Yes, other distributed databases like MongoDB, CockroachDB, probably a few others. Or even multi-master DB setups. As with Cassandra, you don't want to use them unless you really need that availability and can suffer the downsides. It seems pretty rare to actually need those availability guarantees, rather than say a robust fast failover setup which might cancel some in flight transactions. It is probably when you start looking at two phase commit that you look for alternatives with better availability stories.
25 million per day might be a little high for SQLite, especially if they don't spread out evenly over the day. You also get no redundancy or replication, which you might want if your database isn't to grind to a halt during backups.

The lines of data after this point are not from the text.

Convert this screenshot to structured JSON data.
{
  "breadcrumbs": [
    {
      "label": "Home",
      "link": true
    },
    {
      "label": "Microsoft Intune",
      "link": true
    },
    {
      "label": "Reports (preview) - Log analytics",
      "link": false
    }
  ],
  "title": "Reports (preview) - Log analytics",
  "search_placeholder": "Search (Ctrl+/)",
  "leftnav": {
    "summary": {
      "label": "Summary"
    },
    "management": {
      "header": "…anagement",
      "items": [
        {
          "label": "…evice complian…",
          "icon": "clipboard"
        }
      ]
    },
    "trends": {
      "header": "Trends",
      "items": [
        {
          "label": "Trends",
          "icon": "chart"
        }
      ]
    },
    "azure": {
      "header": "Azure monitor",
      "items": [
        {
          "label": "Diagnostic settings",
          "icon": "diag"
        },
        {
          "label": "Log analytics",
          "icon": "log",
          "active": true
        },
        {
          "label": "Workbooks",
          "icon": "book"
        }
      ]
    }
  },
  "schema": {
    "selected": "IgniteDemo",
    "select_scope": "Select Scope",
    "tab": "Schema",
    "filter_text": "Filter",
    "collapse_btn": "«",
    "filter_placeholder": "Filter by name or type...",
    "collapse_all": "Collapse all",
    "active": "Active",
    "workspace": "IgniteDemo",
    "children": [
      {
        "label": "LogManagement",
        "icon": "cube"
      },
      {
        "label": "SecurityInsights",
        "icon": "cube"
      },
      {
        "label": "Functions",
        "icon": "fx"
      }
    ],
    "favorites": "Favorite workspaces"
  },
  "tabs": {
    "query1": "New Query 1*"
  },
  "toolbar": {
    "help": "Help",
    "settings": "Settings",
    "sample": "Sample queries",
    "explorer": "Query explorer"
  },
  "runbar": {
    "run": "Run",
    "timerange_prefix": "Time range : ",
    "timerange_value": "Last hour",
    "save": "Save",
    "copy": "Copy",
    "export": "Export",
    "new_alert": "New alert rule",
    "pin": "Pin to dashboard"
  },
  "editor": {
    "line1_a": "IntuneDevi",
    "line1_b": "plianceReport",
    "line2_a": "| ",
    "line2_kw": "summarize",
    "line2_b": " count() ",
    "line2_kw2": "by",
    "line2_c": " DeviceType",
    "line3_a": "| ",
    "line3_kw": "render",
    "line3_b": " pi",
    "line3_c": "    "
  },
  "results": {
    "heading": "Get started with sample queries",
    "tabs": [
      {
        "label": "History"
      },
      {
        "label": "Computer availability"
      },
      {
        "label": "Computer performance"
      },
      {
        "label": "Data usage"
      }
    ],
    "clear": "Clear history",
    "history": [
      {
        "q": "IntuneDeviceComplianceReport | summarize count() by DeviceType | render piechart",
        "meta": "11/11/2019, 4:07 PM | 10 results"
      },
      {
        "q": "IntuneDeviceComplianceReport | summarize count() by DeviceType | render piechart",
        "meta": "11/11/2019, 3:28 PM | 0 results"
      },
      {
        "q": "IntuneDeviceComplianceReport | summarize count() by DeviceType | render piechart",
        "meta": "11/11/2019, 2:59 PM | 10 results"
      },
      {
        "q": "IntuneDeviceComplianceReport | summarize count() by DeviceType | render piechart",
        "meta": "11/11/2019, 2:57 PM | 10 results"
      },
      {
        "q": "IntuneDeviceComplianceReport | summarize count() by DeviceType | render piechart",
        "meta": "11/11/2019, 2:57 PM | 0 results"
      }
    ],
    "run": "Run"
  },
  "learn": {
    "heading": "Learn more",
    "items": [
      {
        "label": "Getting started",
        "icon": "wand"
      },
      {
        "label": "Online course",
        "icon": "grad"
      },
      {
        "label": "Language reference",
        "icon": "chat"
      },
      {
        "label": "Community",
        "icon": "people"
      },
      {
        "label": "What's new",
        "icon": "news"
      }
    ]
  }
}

Arguably Cassandra does sound like a weird choice, but we don't know the specifics of their setup. There's a lot of solutions presented on HN where SQLite and a Java application would have been a better choice and you can say for sure without knowing all the details, I feel like this is past that point.
No need to add the extra bit - at the top end 289 transactions per seconds is not something you'd probably want to choose SQLite for, but PG/MySQL/SQL Server would do that fine and require a lot less feeding (though any database with traffic or size needs some care.)